Anciennement dans l’Eglise Latine, le carême n’étoit que de trente-six jours. Dans le cinquieme siecle, pour imiter plus précisément le jeûne de quarante jours, que Jesus-Christ souffrit au desert ; quelques-uns ajoûterent quatre jours, & cet usage a été suivi dans l’Occident, si l’on en excepte l’église de Milan, qui a conservé l’ancien usage, de ne faire le carême que de trente-six jours.

Suivant S. Jérôme, S. Léon, St. Augustin, & plusieurs autres, le carême a été institué par les Apôtres. Voici comment ils raisonnent : tout ce que l’on trouve établi généralement dans toute l’Eglise, sans en voir l’institution dans aucun concile, doit passer pour un établissement fait par les Apôtres ; or tel est le jeûne du carême. On n’en trouve l’institution dans aucun concile ; au contraire, le premier concile de Nicée, celui de Laodicée, aussi bien que les peres Grecs & Latins, sur-tout Tertullien, parlent du carême comme d’une chose générale & très-ancienne.

Calvin, Chemnitius, & les Protestans prétendent que le jeûne du carême a été d’abord institué par une espece de superstition, & par des gens simples qui voulurent imiter le jeûne de Jesus-Christ ; ils prétendent prouver ce fait par un mot de S. Irénée, cité par Eusebe. Preuve très-foible, ou pour mieux dire de nulle valeur, quand on a contre elle le témoignage constant de tous les autres peres, & la pratique de l’Eglise universelle.

D’autres disent que ce fut le pape Telesphore, qui l’institua vers le milieu du second siecle ; d’autres conviennent que l’on observoit à la vérité le carême dans l’église, c’est-à-dire, un jeûne de quarante jours avant Pâques, du tems des Apôtres ; mais que c’étoit volontairement ; & qu’il n’y eut de loi que vers le milieu du troisieme siecle. Le précepte ecclésiastique quand il seroit seul, formeroit une autorité que les réformateurs auroient dû respecter, s’ils avoient moins pensé à introduire le relâchement dans les mœurs que la réforme.

Les Grecs different des Latins par rapport à l’abstinence du carême ; ils le commencent une semaine plûtôt, mais ils ne jeûnent point les samedis comme les Latins, excepté le samedi de la semaine-sainte.

Les anciens moines Latins faisoient trois carêmes ; le grand, avant Pâque ; l’autre, avant Noël, qu’on appelloit de la S. Martin ; & l’autre, de S. Jean-Baptiste, après la Pentecôte ; tous trois de quarante jours.

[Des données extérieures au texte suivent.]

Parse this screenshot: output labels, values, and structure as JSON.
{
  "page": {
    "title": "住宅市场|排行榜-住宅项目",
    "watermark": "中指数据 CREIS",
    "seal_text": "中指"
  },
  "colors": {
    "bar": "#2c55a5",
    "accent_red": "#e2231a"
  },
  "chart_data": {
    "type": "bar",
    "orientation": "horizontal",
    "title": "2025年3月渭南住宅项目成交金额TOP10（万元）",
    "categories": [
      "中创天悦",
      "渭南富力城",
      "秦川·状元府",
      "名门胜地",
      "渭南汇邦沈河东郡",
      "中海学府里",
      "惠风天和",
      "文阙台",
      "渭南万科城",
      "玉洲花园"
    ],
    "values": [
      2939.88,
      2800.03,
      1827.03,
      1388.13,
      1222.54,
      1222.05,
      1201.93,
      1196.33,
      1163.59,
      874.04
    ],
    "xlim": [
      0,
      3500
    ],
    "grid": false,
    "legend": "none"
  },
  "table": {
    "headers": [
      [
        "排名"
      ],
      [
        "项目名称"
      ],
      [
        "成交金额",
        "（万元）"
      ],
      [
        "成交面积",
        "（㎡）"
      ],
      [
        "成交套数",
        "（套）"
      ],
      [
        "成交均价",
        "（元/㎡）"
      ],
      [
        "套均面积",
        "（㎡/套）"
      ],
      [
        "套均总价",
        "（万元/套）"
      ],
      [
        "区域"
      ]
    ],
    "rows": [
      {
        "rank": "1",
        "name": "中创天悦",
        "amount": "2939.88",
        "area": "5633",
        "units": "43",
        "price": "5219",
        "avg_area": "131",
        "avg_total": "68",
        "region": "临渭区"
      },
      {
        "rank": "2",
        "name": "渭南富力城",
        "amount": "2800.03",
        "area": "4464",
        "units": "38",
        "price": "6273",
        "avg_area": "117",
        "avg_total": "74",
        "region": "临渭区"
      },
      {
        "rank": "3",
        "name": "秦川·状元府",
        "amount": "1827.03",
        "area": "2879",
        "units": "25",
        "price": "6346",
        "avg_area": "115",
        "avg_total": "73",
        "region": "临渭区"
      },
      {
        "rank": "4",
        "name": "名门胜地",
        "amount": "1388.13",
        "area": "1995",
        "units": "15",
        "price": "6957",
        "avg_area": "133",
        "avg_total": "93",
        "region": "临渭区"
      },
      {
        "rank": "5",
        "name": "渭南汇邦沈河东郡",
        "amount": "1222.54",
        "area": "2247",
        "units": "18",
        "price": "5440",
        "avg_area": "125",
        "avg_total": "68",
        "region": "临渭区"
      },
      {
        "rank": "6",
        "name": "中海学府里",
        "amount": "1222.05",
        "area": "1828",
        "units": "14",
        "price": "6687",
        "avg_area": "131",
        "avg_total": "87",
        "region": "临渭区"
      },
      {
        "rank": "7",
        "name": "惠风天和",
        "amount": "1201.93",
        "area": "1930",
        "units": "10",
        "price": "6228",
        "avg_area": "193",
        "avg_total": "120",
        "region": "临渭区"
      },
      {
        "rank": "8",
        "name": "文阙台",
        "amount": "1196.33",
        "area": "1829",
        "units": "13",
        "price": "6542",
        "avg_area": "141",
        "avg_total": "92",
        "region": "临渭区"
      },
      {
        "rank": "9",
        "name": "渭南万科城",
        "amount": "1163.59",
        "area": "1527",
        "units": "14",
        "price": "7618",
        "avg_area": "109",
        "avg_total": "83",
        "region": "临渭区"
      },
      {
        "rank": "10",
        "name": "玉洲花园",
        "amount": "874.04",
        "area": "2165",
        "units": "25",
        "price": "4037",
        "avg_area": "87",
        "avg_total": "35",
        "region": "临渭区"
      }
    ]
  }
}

Outre celui de Pâques, les Grecs en observoient quatre autres qu’ils nommoient les carêmes des Apôtres, de l’Assomption, de Noël, & de la Transfiguration : mais ils les réduisoient à sept jours chacun ; les Jacobites en font un cinquieme, qu’ils appellent de la pénitence de Ninive ; & les Maronites six, y ajoûtant celui de l’exaltation de la Sainte-croix.

Le huitieme canon du concile de Tolede ordonne que ceux qui, sans une nécessité évidente, auront mangé de la chair pendant le carême, n’en mangeront point pendant toute l’année, & ne communieront point à Pâque.

Quelques-uns prétendent que l’on jeûne les quarante jours que dure le carême, en mémoire du déluge, qui dura autant de tems ; d’autre, des quarante années pendant lesquelles les Juifs errerent dans le desert ; d’autres veulent que ce soit en mémoire des quarante jours qui furent accordés aux Ninivites pour faire pénitence ; les uns, des quarante coups de fouets que l’on donnoit aux malfaiteurs pour les corriger ; les autres, des quarante jours de jeûne que Moyse observa en recevant la loi, ou des quarante jours que jeuna Elie, ou enfin des quarante jours de jeûne qu’observa Jesus-Christ.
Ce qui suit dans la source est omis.